Undici lunghissimi anni fa scrivendo  le conclusioni della mia tesi di laurea in Sistema Politico Italiano, prospettavo lo scenario della politica e della società italiana. Allora era vigente ancora il Mattarellum, oggi è vigente il Porcellum, che, possiamo dire, ha ulteriormente aggravato la situazione.

La ricetta per far superare la stasi istituzionale presente nel nostro paese è ancora valida, dopo undici lunghissimi anni la situazione politico-sociale italiana è prossima all'implosione. Possibile che nessuno ne tragga le conclusioni e la si smetta di fare da una parte e dall'altra la caccia alle streghe e ci si segga ad un tavolo di trattativa per rendere vivibile la vita politica e consequenzialmente tutta la vita italiana?

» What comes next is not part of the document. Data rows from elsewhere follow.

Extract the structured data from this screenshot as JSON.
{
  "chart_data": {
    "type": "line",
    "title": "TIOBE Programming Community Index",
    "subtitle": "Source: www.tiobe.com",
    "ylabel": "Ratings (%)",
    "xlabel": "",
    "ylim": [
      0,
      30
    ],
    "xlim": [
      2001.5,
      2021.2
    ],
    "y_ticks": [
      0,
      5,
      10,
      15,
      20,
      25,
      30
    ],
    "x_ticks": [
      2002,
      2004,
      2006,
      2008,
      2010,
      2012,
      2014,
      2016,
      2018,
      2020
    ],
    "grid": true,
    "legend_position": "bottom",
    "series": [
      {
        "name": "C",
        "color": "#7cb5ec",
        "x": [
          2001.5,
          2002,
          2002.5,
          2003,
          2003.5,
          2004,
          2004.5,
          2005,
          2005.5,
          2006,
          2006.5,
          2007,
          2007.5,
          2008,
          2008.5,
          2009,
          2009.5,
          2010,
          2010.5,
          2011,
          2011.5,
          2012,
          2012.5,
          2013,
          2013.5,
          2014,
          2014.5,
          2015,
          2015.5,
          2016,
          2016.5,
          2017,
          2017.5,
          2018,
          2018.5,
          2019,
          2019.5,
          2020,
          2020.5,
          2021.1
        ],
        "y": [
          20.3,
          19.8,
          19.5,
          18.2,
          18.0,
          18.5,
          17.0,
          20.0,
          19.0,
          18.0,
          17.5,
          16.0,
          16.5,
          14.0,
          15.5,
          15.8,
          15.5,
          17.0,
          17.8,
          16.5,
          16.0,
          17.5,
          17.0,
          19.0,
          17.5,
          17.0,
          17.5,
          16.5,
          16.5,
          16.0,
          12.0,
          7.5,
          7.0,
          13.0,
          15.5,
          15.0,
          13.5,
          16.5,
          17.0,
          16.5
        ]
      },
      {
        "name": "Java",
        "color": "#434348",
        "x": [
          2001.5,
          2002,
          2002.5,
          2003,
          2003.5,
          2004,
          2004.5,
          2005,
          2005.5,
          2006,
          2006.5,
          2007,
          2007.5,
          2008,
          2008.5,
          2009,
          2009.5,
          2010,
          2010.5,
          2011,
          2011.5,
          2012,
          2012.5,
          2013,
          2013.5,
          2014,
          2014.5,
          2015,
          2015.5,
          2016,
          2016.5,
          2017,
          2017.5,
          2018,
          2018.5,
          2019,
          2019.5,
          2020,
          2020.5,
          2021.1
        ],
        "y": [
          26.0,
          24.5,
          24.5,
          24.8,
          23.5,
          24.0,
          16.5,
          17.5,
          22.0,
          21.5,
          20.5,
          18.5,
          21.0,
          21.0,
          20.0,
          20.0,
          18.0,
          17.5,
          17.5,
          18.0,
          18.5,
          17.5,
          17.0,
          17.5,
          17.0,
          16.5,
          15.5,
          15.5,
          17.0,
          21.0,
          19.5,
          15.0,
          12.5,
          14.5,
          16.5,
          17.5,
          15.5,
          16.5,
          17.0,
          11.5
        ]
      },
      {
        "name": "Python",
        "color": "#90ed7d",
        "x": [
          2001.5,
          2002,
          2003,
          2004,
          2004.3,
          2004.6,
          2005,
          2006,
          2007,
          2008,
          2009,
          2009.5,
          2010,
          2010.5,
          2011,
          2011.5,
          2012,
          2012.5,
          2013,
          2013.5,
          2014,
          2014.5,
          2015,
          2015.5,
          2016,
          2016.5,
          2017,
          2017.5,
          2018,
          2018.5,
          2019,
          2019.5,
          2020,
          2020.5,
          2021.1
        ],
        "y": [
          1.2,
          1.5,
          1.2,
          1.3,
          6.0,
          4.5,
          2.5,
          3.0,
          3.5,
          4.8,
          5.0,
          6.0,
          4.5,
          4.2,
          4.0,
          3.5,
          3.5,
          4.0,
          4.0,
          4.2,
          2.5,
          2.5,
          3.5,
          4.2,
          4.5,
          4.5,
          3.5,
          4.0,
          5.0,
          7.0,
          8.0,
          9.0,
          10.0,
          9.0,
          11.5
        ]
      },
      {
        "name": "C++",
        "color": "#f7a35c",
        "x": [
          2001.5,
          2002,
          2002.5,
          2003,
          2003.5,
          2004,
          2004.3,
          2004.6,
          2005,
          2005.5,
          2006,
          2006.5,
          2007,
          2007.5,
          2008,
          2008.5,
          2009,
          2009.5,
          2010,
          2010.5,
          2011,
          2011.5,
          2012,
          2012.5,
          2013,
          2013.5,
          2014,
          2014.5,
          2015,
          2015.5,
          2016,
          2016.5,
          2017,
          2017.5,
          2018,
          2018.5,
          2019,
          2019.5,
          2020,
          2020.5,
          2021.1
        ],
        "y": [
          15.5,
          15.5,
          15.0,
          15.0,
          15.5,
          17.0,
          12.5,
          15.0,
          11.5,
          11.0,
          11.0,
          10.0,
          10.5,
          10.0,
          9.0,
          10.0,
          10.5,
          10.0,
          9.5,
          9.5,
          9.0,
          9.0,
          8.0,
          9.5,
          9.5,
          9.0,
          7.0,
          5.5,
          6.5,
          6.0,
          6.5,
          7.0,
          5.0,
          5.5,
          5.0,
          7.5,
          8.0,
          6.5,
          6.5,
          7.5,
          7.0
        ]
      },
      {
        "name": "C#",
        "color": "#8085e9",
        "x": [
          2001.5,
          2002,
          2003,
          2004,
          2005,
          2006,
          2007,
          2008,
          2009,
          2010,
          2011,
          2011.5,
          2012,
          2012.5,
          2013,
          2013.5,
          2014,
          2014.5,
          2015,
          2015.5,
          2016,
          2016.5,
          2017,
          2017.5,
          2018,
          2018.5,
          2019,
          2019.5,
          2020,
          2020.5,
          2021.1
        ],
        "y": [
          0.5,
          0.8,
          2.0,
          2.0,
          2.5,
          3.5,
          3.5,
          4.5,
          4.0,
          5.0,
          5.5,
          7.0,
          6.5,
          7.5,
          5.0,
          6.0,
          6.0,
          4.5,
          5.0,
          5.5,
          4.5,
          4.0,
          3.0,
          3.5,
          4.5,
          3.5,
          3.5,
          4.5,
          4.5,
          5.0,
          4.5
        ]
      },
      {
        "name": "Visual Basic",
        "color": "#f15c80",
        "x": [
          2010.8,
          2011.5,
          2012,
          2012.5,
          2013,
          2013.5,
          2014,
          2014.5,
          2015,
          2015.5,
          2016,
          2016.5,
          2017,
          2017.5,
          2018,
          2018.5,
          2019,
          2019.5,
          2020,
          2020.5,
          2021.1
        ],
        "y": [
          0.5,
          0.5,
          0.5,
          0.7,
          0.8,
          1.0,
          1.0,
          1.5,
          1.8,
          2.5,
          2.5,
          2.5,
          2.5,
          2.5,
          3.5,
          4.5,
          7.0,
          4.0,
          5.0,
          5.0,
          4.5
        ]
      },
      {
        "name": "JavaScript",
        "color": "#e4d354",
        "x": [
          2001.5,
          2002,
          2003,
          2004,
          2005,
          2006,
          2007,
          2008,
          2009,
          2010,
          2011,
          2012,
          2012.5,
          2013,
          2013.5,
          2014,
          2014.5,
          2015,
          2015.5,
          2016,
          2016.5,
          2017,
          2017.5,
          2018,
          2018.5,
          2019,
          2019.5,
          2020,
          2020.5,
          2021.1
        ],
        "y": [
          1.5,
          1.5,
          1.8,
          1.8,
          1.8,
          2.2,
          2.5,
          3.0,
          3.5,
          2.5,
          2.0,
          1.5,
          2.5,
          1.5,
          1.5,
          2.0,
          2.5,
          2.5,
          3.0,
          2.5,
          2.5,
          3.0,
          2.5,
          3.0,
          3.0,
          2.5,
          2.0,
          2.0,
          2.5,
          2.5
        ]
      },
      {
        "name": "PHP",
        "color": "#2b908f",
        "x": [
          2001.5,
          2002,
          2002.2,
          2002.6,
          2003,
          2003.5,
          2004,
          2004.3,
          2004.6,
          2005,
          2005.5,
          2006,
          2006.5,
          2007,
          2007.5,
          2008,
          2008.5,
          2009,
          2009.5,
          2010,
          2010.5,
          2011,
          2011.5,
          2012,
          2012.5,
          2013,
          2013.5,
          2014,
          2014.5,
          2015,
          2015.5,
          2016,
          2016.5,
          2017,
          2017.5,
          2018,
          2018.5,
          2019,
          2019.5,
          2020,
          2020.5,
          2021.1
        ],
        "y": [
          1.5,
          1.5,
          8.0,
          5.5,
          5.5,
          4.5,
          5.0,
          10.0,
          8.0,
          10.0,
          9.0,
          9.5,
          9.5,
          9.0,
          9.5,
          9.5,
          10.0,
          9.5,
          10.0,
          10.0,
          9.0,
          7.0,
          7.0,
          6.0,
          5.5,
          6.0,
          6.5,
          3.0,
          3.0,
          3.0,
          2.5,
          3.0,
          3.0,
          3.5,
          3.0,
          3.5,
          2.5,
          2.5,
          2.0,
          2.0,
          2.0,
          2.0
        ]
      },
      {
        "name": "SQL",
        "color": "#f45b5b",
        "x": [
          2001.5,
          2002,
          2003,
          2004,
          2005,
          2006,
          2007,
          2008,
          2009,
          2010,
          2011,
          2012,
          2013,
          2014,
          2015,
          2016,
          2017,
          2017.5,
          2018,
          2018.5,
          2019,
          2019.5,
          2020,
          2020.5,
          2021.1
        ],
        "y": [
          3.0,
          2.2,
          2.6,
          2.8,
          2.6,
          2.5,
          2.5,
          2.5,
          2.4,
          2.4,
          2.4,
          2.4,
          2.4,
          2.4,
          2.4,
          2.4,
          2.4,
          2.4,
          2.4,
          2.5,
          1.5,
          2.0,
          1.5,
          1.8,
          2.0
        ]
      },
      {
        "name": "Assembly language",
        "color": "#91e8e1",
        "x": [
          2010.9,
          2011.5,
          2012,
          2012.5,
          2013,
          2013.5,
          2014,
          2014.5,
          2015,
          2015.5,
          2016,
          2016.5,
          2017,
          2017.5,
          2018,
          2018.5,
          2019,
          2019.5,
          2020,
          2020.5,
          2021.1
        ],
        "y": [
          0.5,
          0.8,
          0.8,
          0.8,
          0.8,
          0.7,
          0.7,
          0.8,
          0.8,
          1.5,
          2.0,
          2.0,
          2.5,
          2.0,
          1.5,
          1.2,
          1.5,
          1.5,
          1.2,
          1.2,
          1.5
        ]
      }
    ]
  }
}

(Stralcio da "La rappresentanza politica e la rappresentanza degli interessi", pubblicata da Società e Politica srl)

UN APPUNTO ALLE PROPOSTE DI RAPPRESENTANZA

Abbiamo[1]considerato il dibattito politico che dagli anni Novanta è in corso in materia di riforma elettorale giungendo fino alle proposte temporalmente più vicine a noi.

Ciò che ci preme sottolineare è che l’intero dibattito politico sulla questione del sistema elettorale e di conseguenza tutte le proposte formulate sono frutto, secondo noi, di un errore di fondo, figlio della prima ondata anti-sistema, consistente in una voglia, andata delusa in Italia, di democrazia maggioritaria al fine dell’individuazione di veri responsabili della cosa pubblica dopo le <<sconcertanti scoperte>> fatte da <<tangentopoli>>. Ora ci chiediamo: si sono fatti passi avanti sul piano dell’individuazione di veri responsabili? O sono ancora le segreterie di partito – nei loro chiusi ed irresponsabili interessi - a centellinare il potere? Nella seconda Repubblica i cittadini hanno la possibilità di partecipare più attivamente alla politica? O si fa solo immaginare loro ciò facendogli credere di poter scegliere il governo?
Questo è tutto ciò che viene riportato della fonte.